WIL MURRAY AT LOOP GALLERY
$600-$7,500. Until Aug. 12;
1174 Queen St. W., Toronto; 416-516-2581
It must be pretty devastating for artists to have their studio burn down, as happened to painter Wil Murray in Vancouver a few years ago. I don't mention it to drum up sympathy for him, but instead to suggest that the fire may well have galvanized his subsequent decamping to Montreal right afterward. As well, it may help explain the possibly overcompensatory, I've-got-nothing-to-lose madness of his current painting-constructions, which form an exhibition with the embarrassingly cute, sixties-referential title Strawberry Alarmist Talk Radio.
There is a joyful despair about Murray's convulsive pictures which, to quote the artist's gallery statement, "are thick with acrylic paint, insulating spray foam, glitter, glazes and collaged sections of paint, extending in places out from the board three to four inches." These heavily-laden paintings, which bear wonderfully annoying titles like Birthday Party Shouting Shooting, Why Are You Looking Up Here the Joke Is in Your Hand and Hey Girl You're Ruthless Now So Am I, Hey Hey, feature broken shards of plastic, great droopy, wanton organ-like excrescences, bubbles and blades of pigment, radiating fan-shaped blasts of bubble-gum colour, thundering roilings of what looks like rising oil smoke, and apparently anything else Murray could grab or contrive while he was working.

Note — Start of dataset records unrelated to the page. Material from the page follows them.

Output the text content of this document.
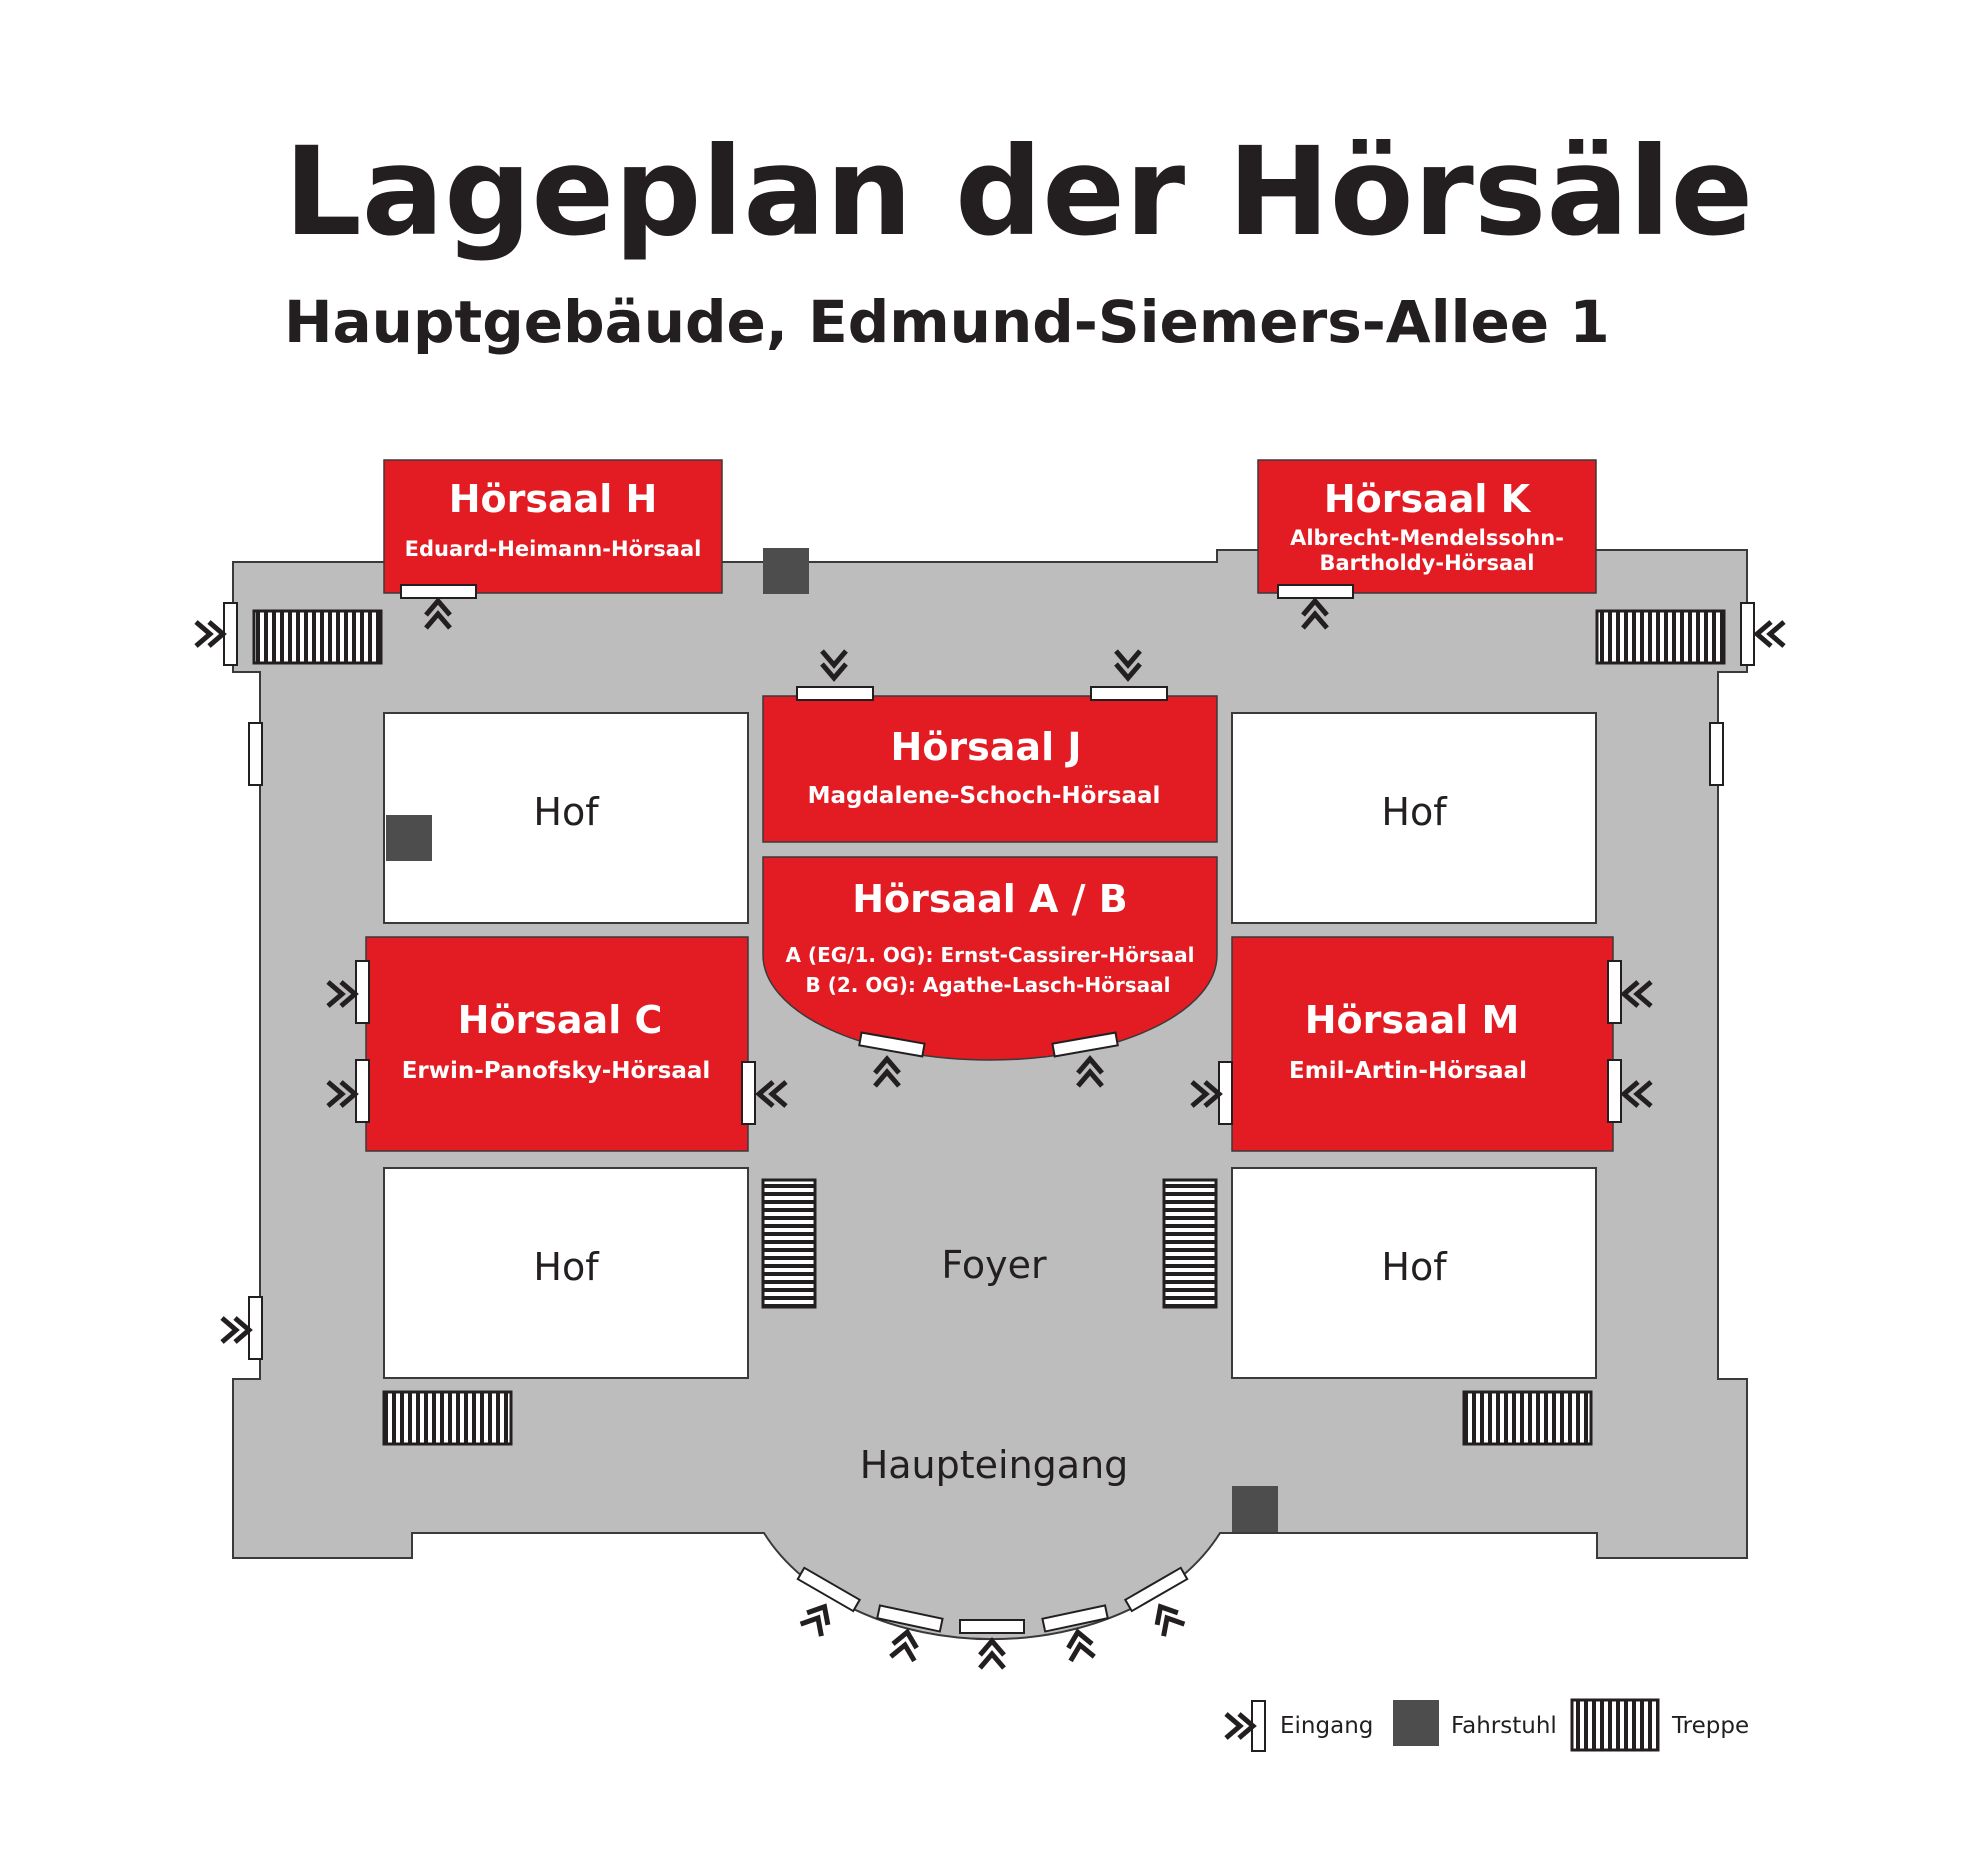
Lageplan der Hörsäle
Hauptgebäude, Edmund-Siemers-Allee 1
Hof	Hof
Hof	Hof
Hörsaal H
Eduard-Heimann-Hörsaal
Hörsaal K
Albrecht-Mendelssohn-
Bartholdy-Hörsaal
Hörsaal J
Magdalene-Schoch-Hörsaal
Hörsaal A / B
A (EG/1. OG): Ernst-Cassirer-Hörsaal
B (2. OG): Agathe-Lasch-Hörsaal
Hörsaal C
Erwin-Panofsky-Hörsaal
Hörsaal M
Emil-Artin-Hörsaal
Foyer
Haupteingang
Eingang	Fahrstuhl	Treppe
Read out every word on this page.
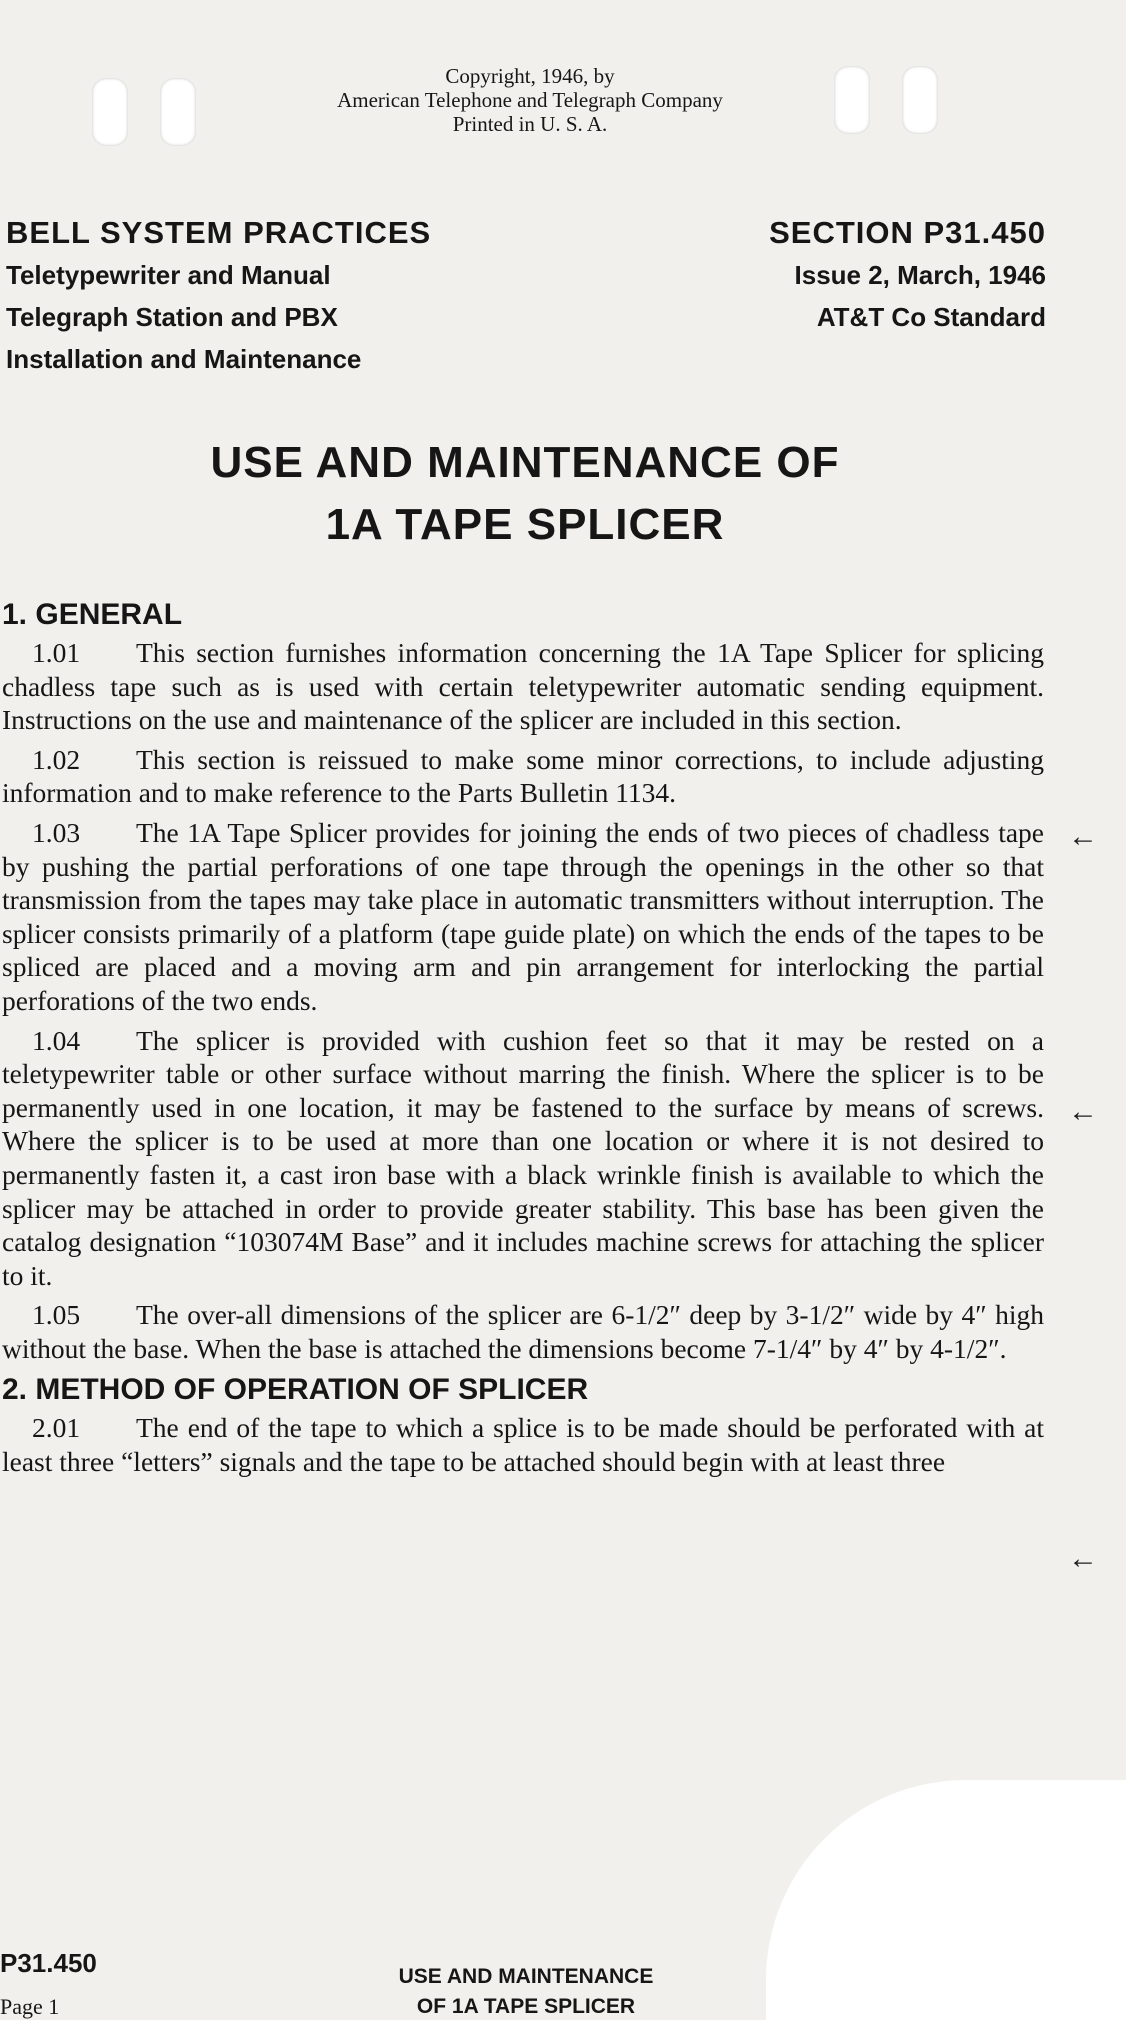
Copyright, 1946, by
American Telephone and Telegraph Company
Printed in U. S. A.
BELL SYSTEM PRACTICES
Teletypewriter and Manual
Telegraph Station and PBX
Installation and Maintenance
SECTION P31.450
Issue 2, March, 1946
AT&T Co Standard
USE AND MAINTENANCE OF
1A TAPE SPLICER
1. GENERAL

1.01 This section furnishes information concerning the 1A Tape Splicer for splicing chadless tape such as is used with certain teletypewriter automatic sending equipment. Instructions on the use and maintenance of the splicer are included in this section.

1.02 This section is reissued to make some minor corrections, to include adjusting information and to make reference to the Parts Bulletin 1134.

1.03 The 1A Tape Splicer provides for joining the ends of two pieces of chadless tape by pushing the partial perforations of one tape through the openings in the other so that transmission from the tapes may take place in automatic transmitters without interruption. The splicer consists primarily of a platform (tape guide plate) on which the ends of the tapes to be spliced are placed and a moving arm and pin arrangement for interlocking the partial perforations of the two ends.

1.04 The splicer is provided with cushion feet so that it may be rested on a teletypewriter table or other surface without marring the finish. Where the splicer is to be permanently used in one location, it may be fastened to the surface by means of screws. Where the splicer is to be used at more than one location or where it is not desired to permanently fasten it, a cast iron base with a black wrinkle finish is available to which the splicer may be attached in order to provide greater stability. This base has been given the catalog designation “103074M Base” and it includes machine screws for attaching the splicer to it.

1.05 The over-all dimensions of the splicer are 6-1/2″ deep by 3-1/2″ wide by 4″ high without the base. When the base is attached the dimensions become 7-1/4″ by 4″ by 4-1/2″.

2. METHOD OF OPERATION OF SPLICER

2.01 The end of the tape to which a splice is to be made should be perforated with at least three “letters” signals and the tape to be attached should begin with at least three

←
←
←
P31.450
Page 1
USE AND MAINTENANCE
OF 1A TAPE SPLICER
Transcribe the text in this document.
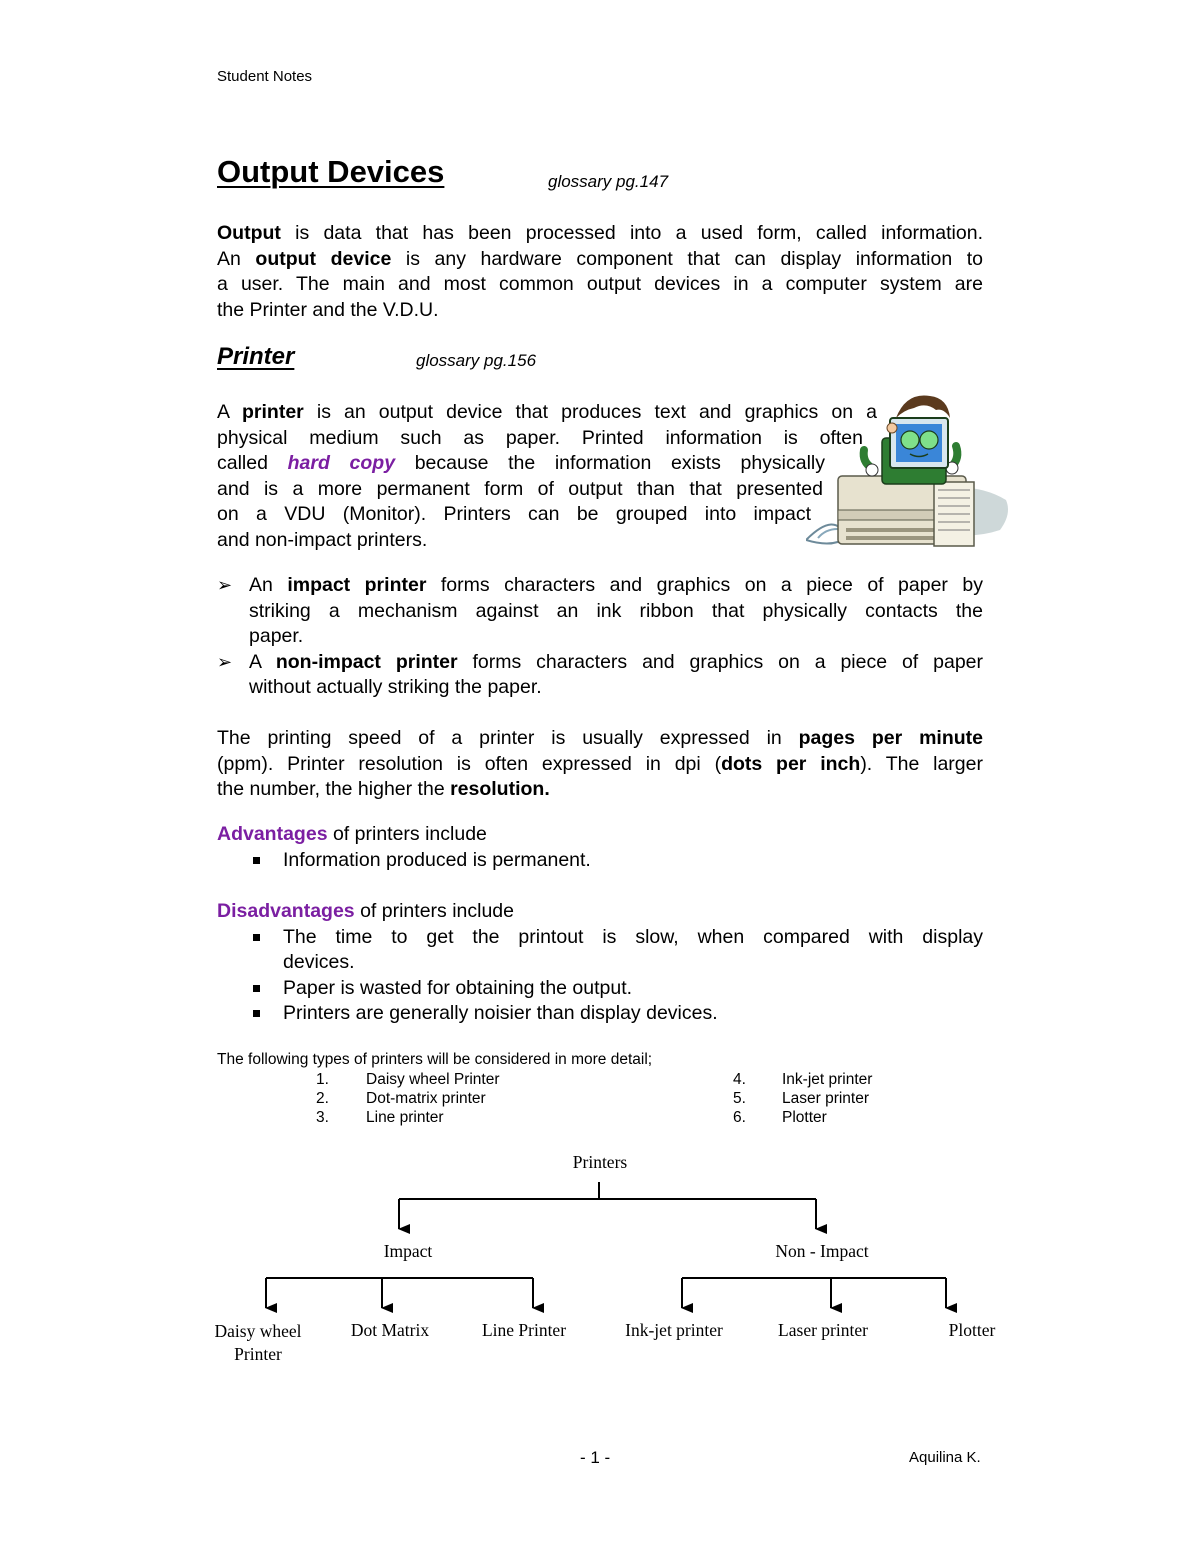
Student Notes
Output Devices	glossary pg.147
Output is data that has been processed into a used form, called information.
An output device is any hardware component that can display information to
a user. The main and most common output devices in a computer system are
the Printer and the V.D.U.
Printer	glossary pg.156
A printer is an output device that produces text and graphics on a
physical medium such as paper. Printed information is often
called hard copy because the information exists physically
and is a more permanent form of output than that presented
on a VDU (Monitor). Printers can be grouped into impact
and non-impact printers.
➢ An impact printer forms characters and graphics on a piece of paper by
striking a mechanism against an ink ribbon that physically contacts the
paper.
➢ A non-impact printer forms characters and graphics on a piece of paper
without actually striking the paper.
The printing speed of a printer is usually expressed in pages per minute
(ppm). Printer resolution is often expressed in dpi (dots per inch). The larger
the number, the higher the resolution.
Advantages of printers include
Information produced is permanent.
Disadvantages of printers include
The time to get the printout is slow, when compared with display
devices.
Paper is wasted for obtaining the output.
Printers are generally noisier than display devices.
The following types of printers will be considered in more detail;
1. Daisy wheel Printer
2. Dot-matrix printer
3. Line printer
4. Ink-jet printer
5. Laser printer
6. Plotter
Printers
Impact	Non - Impact
Daisy wheel
Printer
Dot Matrix	Line Printer	Ink-jet printer	Laser printer	Plotter
- 1 -	Aquilina K.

The energy the paintings generate is both exhilarating and exhausting. I do wish Murray hadn't felt compelled to add to his statement that pictures "take their cues" from three books: John Hawkes's The Lime Twig, Djuna Barnes's Nightwood and Flannery O'Connor's Everything That Rises Must Converge. Three great books, for sure - but our being alerted to them here simply gets in the way of the locomotive force of Murray's amiably demented paintings.